The first three days of this week have not been kind to American International Group Inc (NYSE:AIG). As the company continues to manage expectations for a deal gone slightly askew, investors are left wondering if the insurer will be left with more risk on its hands. Plus the entire market is waiting on pins and needles for the Federal Open Markets Committee announcement and subsequent speech from Fed Chairman Ben Bernanke this afternoon. So what is propping up American International Group Inc (NYSE:AIG) this morning? Just an hour into trading, the company is up 0.93%.
With so much riding on the announcement from Bernanke and the FOMC, there are sure to be big swings in the market later today. If the current QE plan stays intact, then there may be a huge sigh of relief from investors who jump further into the market; if there are cuts to the policy, shares will probably fall. For American International Group Inc (NYSE:AIG) investors, these swings aren’t something you have to participate in — it will happen marketwide, and if you’re keeping your eye on the long term, the effects of a cut to the stimulus policy will benefit the market (and American International Group Inc (NYSE:AIG)) later on.

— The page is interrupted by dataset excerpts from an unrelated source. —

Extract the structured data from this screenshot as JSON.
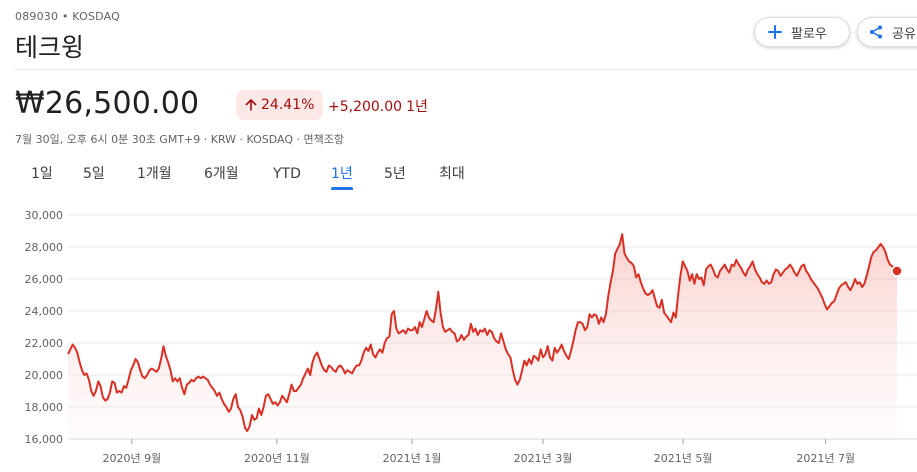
{
  "header": {
    "ticker": "089030 • KOSDAQ",
    "name": "테크윙",
    "follow_label": "팔로우",
    "share_label": "공유"
  },
  "quote": {
    "price": "₩26,500.00",
    "percent_change": "24.41%",
    "abs_change": "+5,200.00",
    "period": "1년",
    "meta": "7월 30일, 오후 6시 0분 30초 GMT+9 · KRW · KOSDAQ · 면책조항",
    "trend_color": "#a50e0e"
  },
  "tabs": [
    {
      "label": "1일",
      "active": false
    },
    {
      "label": "5일",
      "active": false
    },
    {
      "label": "1개월",
      "active": false
    },
    {
      "label": "6개월",
      "active": false
    },
    {
      "label": "YTD",
      "active": false
    },
    {
      "label": "1년",
      "active": true
    },
    {
      "label": "5년",
      "active": false
    },
    {
      "label": "최대",
      "active": false
    }
  ],
  "icons": {
    "follow": "plus-icon",
    "share": "share-icon",
    "trend": "arrow-up-icon"
  },
  "chart_data": {
    "type": "area",
    "line_color": "#d93025",
    "fill_color": "#fce8e6",
    "ylim": [
      16000,
      30000
    ],
    "yticks": [
      "30,000",
      "28,000",
      "26,000",
      "24,000",
      "22,000",
      "20,000",
      "18,000",
      "16,000"
    ],
    "xticks": [
      {
        "label": "2020년 9월",
        "t": 0.077
      },
      {
        "label": "2020년 11월",
        "t": 0.252
      },
      {
        "label": "2021년 1월",
        "t": 0.415
      },
      {
        "label": "2021년 3월",
        "t": 0.573
      },
      {
        "label": "2021년 5월",
        "t": 0.742
      },
      {
        "label": "2021년 7월",
        "t": 0.914
      }
    ],
    "values": [
      21300,
      21600,
      21900,
      21700,
      21400,
      20800,
      20300,
      20000,
      20100,
      19700,
      19000,
      18700,
      19000,
      19600,
      19300,
      18600,
      18400,
      18500,
      18900,
      19600,
      19500,
      18900,
      19000,
      18900,
      19300,
      19200,
      19700,
      20300,
      20600,
      21000,
      20800,
      20300,
      19900,
      19800,
      20000,
      20300,
      20400,
      20300,
      20200,
      20400,
      21000,
      21800,
      21200,
      20800,
      20300,
      19600,
      19800,
      19600,
      19800,
      19200,
      18800,
      19400,
      19500,
      19700,
      19600,
      19800,
      19900,
      19800,
      19900,
      19800,
      19700,
      19400,
      19200,
      19000,
      18700,
      18900,
      18500,
      18200,
      18000,
      17700,
      17900,
      18500,
      18800,
      18000,
      17800,
      17400,
      16700,
      16500,
      16800,
      17500,
      17200,
      17300,
      17900,
      17500,
      18000,
      18700,
      18800,
      18500,
      18200,
      18300,
      18100,
      18300,
      18700,
      18500,
      18300,
      18800,
      19400,
      19000,
      19000,
      19200,
      19400,
      19800,
      20100,
      20400,
      20000,
      20800,
      21200,
      21400,
      21000,
      20600,
      20300,
      20200,
      20600,
      20500,
      20300,
      20200,
      20500,
      20600,
      20400,
      20100,
      20300,
      20200,
      20100,
      20400,
      20600,
      20600,
      20900,
      21400,
      21700,
      21500,
      21900,
      21300,
      21100,
      21400,
      21600,
      21400,
      22000,
      22300,
      22400,
      23800,
      24000,
      22900,
      22600,
      22700,
      22800,
      22600,
      22900,
      22800,
      22800,
      23000,
      22600,
      23300,
      23000,
      23500,
      24000,
      23600,
      23400,
      23300,
      24100,
      25200,
      23900,
      23000,
      22700,
      22800,
      22900,
      22700,
      22600,
      22100,
      22200,
      22500,
      22200,
      22400,
      22500,
      23200,
      22700,
      22900,
      22500,
      22800,
      22700,
      22900,
      22500,
      22800,
      22700,
      22300,
      22100,
      22000,
      22600,
      22100,
      21600,
      21300,
      21100,
      20300,
      19700,
      19400,
      19700,
      20300,
      20900,
      20600,
      21000,
      20700,
      21200,
      21100,
      20900,
      21600,
      21100,
      21300,
      21800,
      21100,
      20900,
      21700,
      21400,
      21600,
      21900,
      21500,
      21200,
      21000,
      21500,
      22100,
      22800,
      23300,
      23300,
      23200,
      22800,
      23000,
      23800,
      23600,
      23800,
      23700,
      23200,
      23600,
      23300,
      23800,
      24900,
      25800,
      26500,
      27600,
      27900,
      28200,
      28800,
      27600,
      27300,
      27100,
      27000,
      26800,
      26100,
      26300,
      25800,
      25400,
      25100,
      25000,
      25100,
      25300,
      24800,
      24300,
      24200,
      24700,
      23900,
      23700,
      23500,
      23300,
      23900,
      23600,
      25000,
      26200,
      27100,
      26800,
      26500,
      25900,
      26300,
      25700,
      26300,
      26000,
      26100,
      25600,
      26600,
      26800,
      26900,
      26600,
      26200,
      26100,
      26500,
      26700,
      26900,
      26600,
      26400,
      26900,
      26800,
      27200,
      26900,
      26700,
      26400,
      26200,
      26600,
      26800,
      27100,
      26600,
      26300,
      26100,
      25800,
      25700,
      25900,
      25700,
      25800,
      26300,
      26600,
      26500,
      26200,
      26400,
      26600,
      26700,
      26900,
      26700,
      26400,
      26200,
      26500,
      26800,
      26900,
      26500,
      26300,
      26000,
      25800,
      25600,
      25400,
      25100,
      24800,
      24400,
      24100,
      24300,
      24500,
      24600,
      25000,
      25400,
      25600,
      25700,
      25800,
      25500,
      25300,
      25600,
      26000,
      25700,
      25800,
      25500,
      25700,
      26200,
      26800,
      27400,
      27700,
      27800,
      28000,
      28200,
      28000,
      27700,
      27200,
      26900,
      26800,
      26600,
      26500
    ]
  }
}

American International Group Inc (NYSE:AIG) has been in the process of selling off non-core businesses and refocusing its efforts on the fundamentals of insurance. As part of the sales, the insurer has been working with a consortium on Chinese financial firms to sell its aircraft leasing operations. The deal, however, has fallen on some tenuous ground, with delays pushing back closing and causing some concerns for investors. Right now, American International Group Inc (NYSE:AIG) has given the Chinese firms until the end of July to close the deal, but it has expressed an openness to new offers. And should the deal fall through, the world’s second largest leasing business will likely go IPO.
As an AIG investor, or someone interested in the company, the current state of the sale should not be causing as much panic as the headlines are suggesting. The original deal was for far less than management had originally wanted to sell the operations for, leaving room for new offers to better the current $4.2 billion price tag. And if there are no new offers and an IPO is the final route, AIG is well qualified to handle that situation and come out on top.